Three consecutive fouls by a team player disqualifies that player for the remainder of the frame (i.e., if player 3 were disqualified in the above example, then subsequent play order would be 4, 1, 2, 4, 1, 2, etc.) Balls that were legally pocketed by the disqualified player are not spotted.

Informally, team play can also be conducted in format. However, the disqualification rule does not apply, and three consecutive fouls by the team are a loss of frame (otherwise, the team with the hypothetically disqualified player would have an advantage, in not having to coordinate between two players).

== Variations ==

===Short Rack Rotation===
Simple rotation is the most basic rotation game, being directly derived from basic pyramid pool. The object of simple rotation is to pocket the most balls while still shooting at them in order. Simple rotation being a shorter version of 15 ball rotation. Short rotation games such as 6,7,9 and 10 ball; these games are meant to be run out without missing. Advanced short rack rotation games usually consist of one inning. The player's inning starts with a break shot and continues until the lowest numeric ball was not played into a pocket.

===Nine-ball===
The major competitive game nine-ball and its variants (six-ball, seven-ball, and ten-ball) are rotation games, but with a smaller set of balls and without the point-based scoring. In these games, only the namesake number of balls are used. The lowest numbered ball must be contacted with the cue-ball prior to contacting any other ball on the table. Once all the object balls have been played into a pocket, another game may start. Other times victory can happen when the player pockets the highest numbered ball in the rack, as in 9 ball rotation. Even if it is pocketed before all other balls and when the winner pockets no other balls, but the highest numbered ball.

===Strict Rotation===
In strict rotation, the balls must be pocketed sequentially, and not necessarily the first object ball contacted on the table. In 15 ball rotation, if the lowest ball on the table is struck, but a higher ball ends up being pocketed then that higher ball must be back on the table after the shot; this is not a foul, but merely ends the shooter's turn as if it were a miss. If the lowest-numbered ball is hit first and is pocketed, but another ball also is pocketed, that other ball is spotted immediately, and the shooter's turn continues.

===American Rotation===
Invented by Joe Tucker to address some of the flaws inherent in traditional rotation games, American Rotation aims to appeal to a wider variety of players, including those of varying skill levels. Instead of playing to a set number of racks, a match is played to a set number of points, usually 100, over multiple racks. Balls 1-10 are each worth one point, and balls 11-15 are worth two points, amounting to a total of twenty points per rack.

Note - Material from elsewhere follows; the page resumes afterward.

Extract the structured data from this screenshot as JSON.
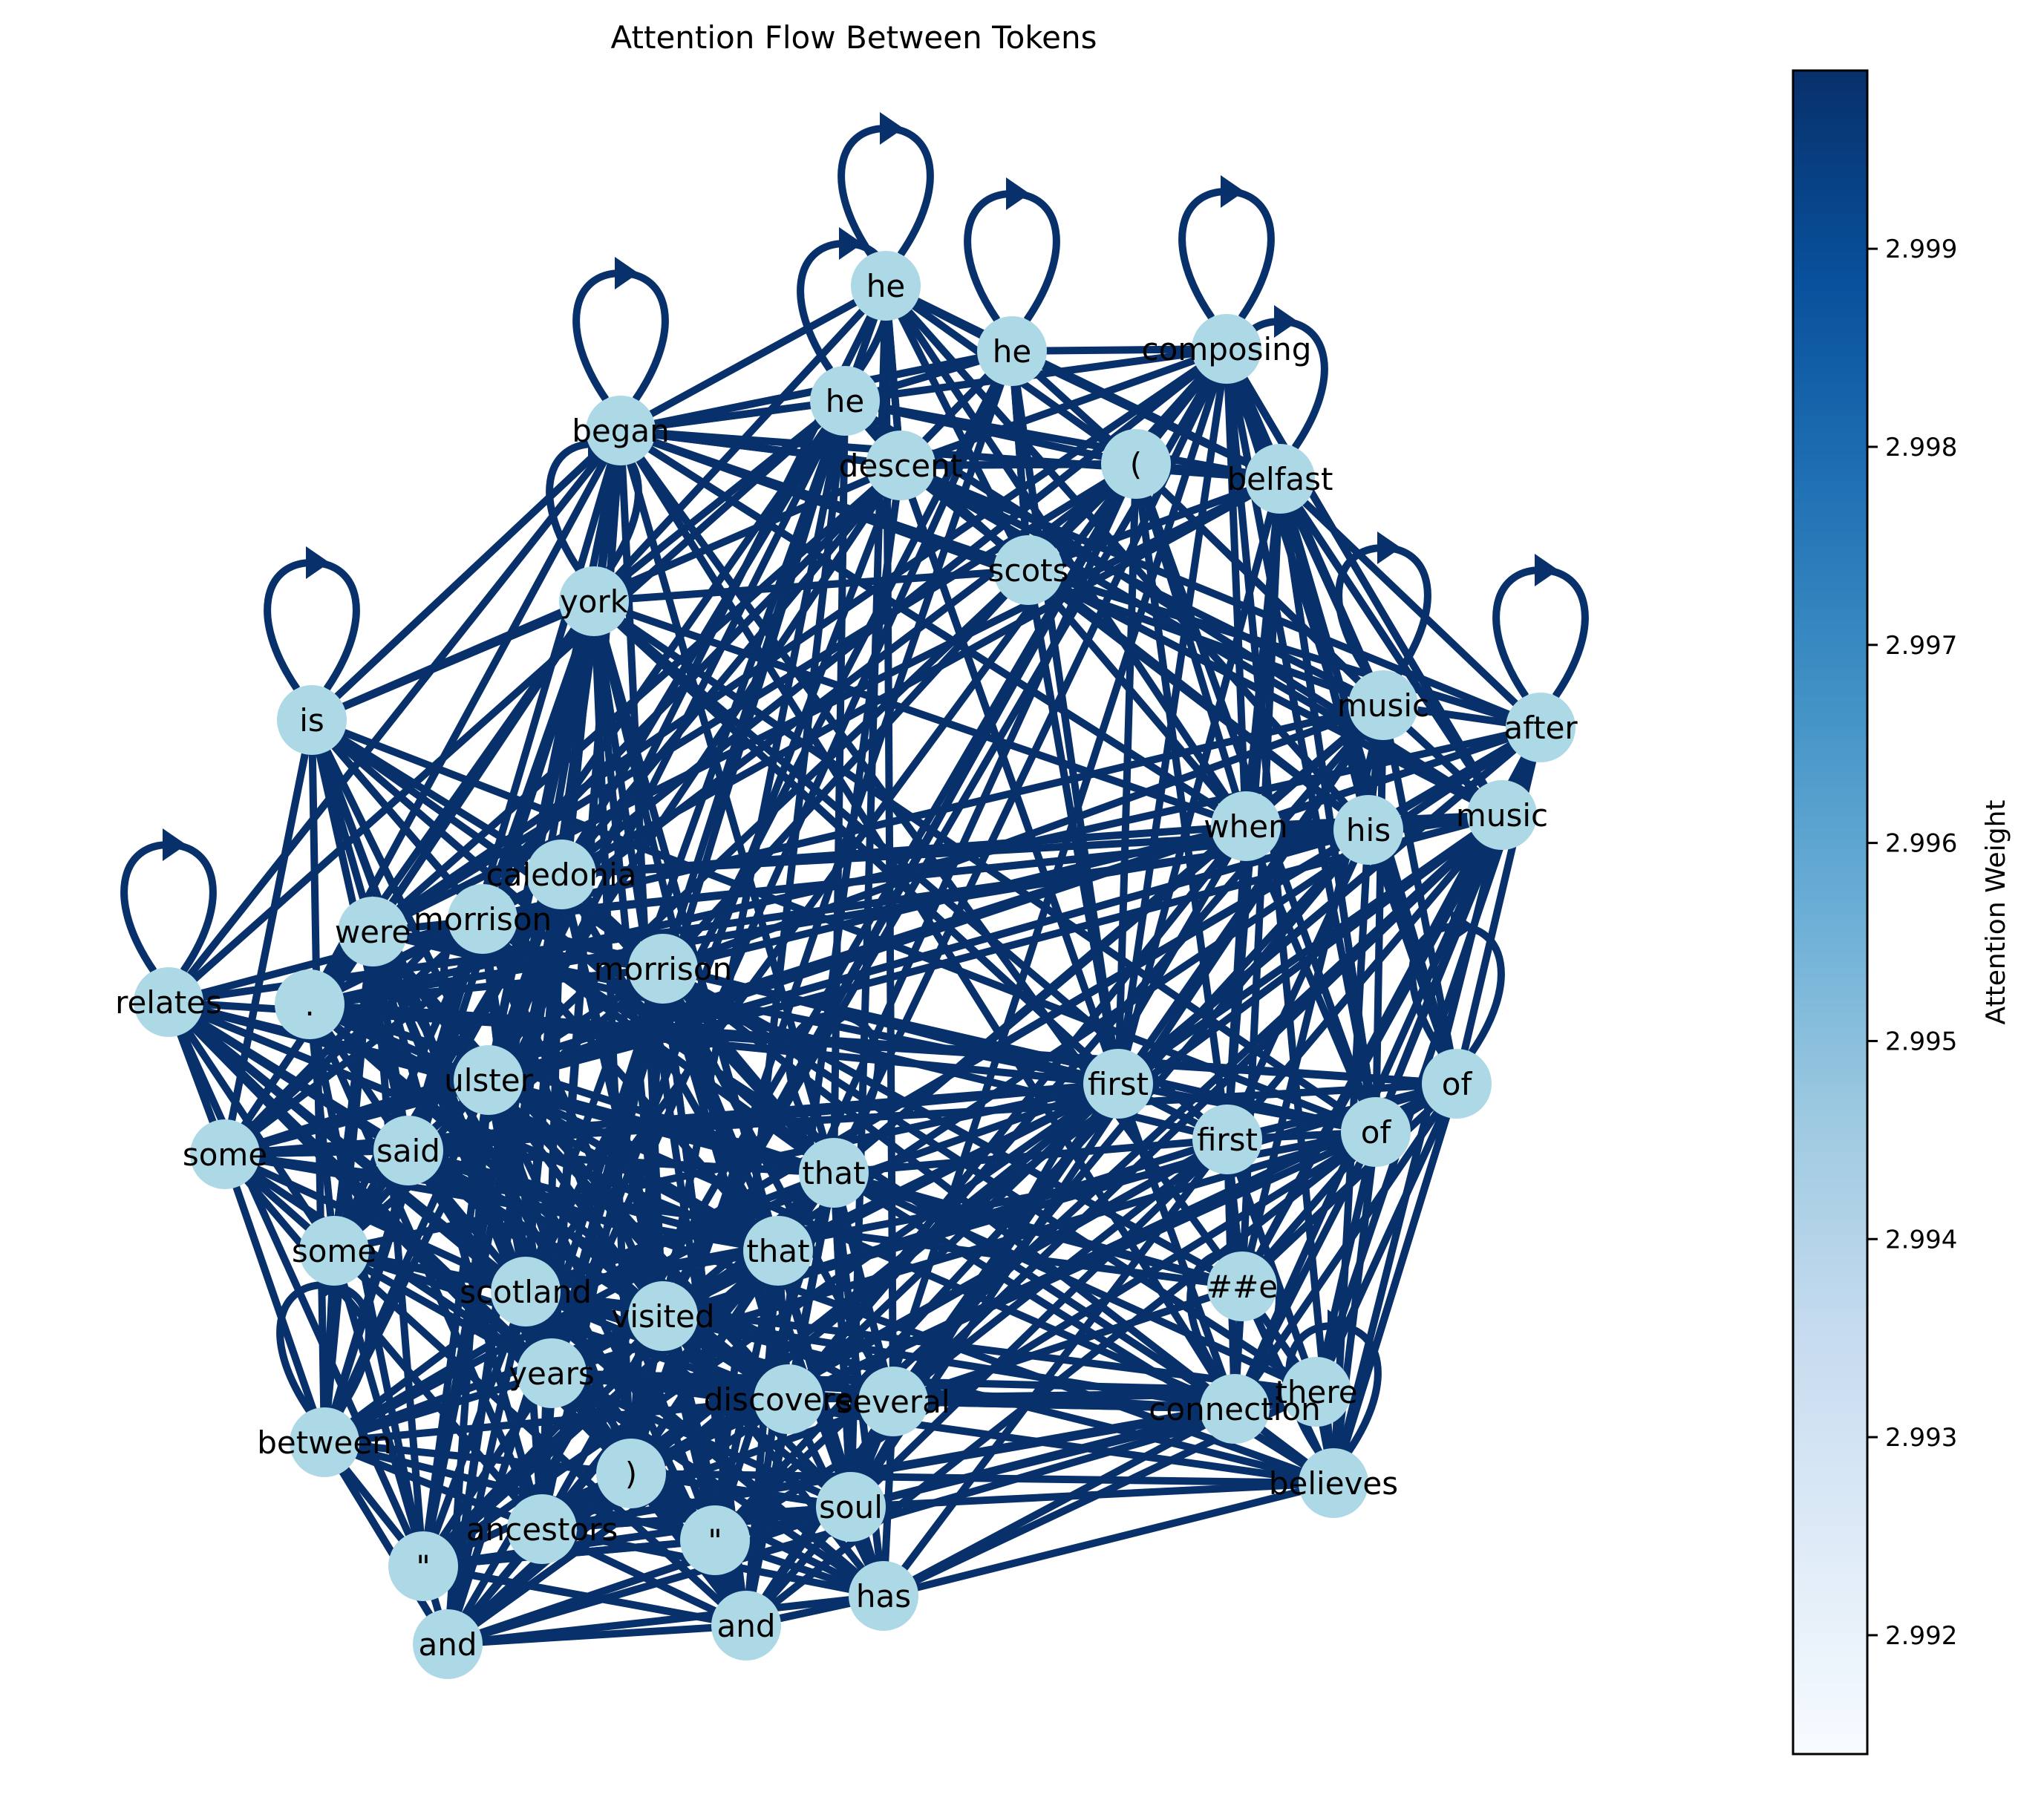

Unique to American Rotation, aside from the opening break, every break shot gives the breaking player the cue ball in hand after the break, irrespective of whether or not a ball is made on the break. Tucker implemented this rule to eliminate the luck of pocketing a ball on the break. Additionally, to even out the match by preventing one player from continually breaking and running rack after rack, Tucker implemented a rule that the breaks alternate between racks, irrespective of which player pocketed the last ball.

== In the Philippines ==
In the Philippines, rotation pool is popular, especially among advanced players, but eight-ball, nine-ball and, increasingly, ten-ball, are widely played.